Abstract:
The proliferation of hate speech on social media poses significant challenges to social cohesion
and stability, particularly in Ethiopia. This research investigates approaches to detecting and
classifying Amharic hate speech on Facebook using deep learning techniques. To address these
challenges, this study developed a multi-class hate speech detection system focusing on three
critical categories: ethnic, political, and religious hate speech. Using a comprehensive dataset
of 4,067 Facebook posts from pages with over 50,000 followers, the study manually
categorized content into three hate speech types: ethnic (1,497 posts), political (1,320 posts),
and religious (1,250 posts). The study employed two deep learning models, specifically
Convolutional Neural Networks (CNN) and Long Short-Term Memory (Bi-LSTM) networks,
to analyze and classify hate speech. The dataset underwent meticulous preprocessing through
tokenization, text cleaning, and normalization techniques to ensure data quality. This study
evaluates the effectiveness of Bi-LSTM and CNN deep learning models in classifying Amharic
hate speech into ethnic, political, and religious categories. The Bi-LSTM model outperformed
CNN, achieving a weighted average precision and recall of 0.83 and overall accuracy of 0.83,
compared to CNN's 0.80 across all metrics.
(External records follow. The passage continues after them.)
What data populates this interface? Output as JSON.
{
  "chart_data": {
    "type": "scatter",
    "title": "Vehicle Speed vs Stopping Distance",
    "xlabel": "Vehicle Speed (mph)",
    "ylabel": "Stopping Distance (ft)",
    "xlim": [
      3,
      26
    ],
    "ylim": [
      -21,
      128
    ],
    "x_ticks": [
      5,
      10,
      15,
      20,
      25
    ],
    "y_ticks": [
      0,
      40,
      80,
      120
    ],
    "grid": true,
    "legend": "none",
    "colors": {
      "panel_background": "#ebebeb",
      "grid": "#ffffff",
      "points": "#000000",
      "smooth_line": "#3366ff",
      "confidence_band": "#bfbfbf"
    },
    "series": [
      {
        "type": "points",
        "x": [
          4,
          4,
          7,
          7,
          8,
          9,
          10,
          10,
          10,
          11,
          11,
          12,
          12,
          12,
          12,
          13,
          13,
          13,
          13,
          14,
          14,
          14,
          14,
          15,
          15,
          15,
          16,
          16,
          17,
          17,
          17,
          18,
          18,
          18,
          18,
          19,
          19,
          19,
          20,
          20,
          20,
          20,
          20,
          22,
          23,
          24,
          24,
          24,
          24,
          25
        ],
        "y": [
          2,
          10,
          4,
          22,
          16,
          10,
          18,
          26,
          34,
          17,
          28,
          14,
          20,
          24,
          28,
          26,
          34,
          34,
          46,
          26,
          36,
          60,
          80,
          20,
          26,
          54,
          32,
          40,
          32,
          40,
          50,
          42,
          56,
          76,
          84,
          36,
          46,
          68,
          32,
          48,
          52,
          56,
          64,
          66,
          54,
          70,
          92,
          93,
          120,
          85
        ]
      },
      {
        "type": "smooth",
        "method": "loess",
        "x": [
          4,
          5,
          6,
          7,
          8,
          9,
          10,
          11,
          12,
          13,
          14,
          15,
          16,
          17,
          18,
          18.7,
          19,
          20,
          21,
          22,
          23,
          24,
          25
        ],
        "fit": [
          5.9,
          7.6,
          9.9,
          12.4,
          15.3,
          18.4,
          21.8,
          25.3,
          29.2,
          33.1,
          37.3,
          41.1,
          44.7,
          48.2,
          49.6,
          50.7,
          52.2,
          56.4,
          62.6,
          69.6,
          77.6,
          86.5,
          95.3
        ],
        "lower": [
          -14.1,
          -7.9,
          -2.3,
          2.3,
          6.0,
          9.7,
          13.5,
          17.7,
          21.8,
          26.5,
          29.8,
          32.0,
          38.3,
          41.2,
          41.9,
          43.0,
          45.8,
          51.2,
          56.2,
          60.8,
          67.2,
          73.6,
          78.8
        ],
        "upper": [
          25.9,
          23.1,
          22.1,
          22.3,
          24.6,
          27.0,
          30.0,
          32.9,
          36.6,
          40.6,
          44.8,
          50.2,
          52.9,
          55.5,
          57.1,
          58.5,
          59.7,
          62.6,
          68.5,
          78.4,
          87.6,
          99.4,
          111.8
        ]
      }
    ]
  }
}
While both models demonstrated strong
performance, Bi-LSTM showed superior capability in capturing contextual information and
maintaining consistent classification accuracy across categories. Moreover, the study
highlighted potential challenges in the practical implementation of deep learning-based hate
speech detection systems, such as managing code-switching, adapting to evolving language
patterns, and ensuring fairness and transparency. Therefore, the study recommended that
collaboration with various stakeholders is crucial for the successful implementation and
continuous improvement of the system. This includes working with social media platforms,
government agencies, and civil society organizations to integrate the models into content
moderation pipelines and policy enforcement frameworks.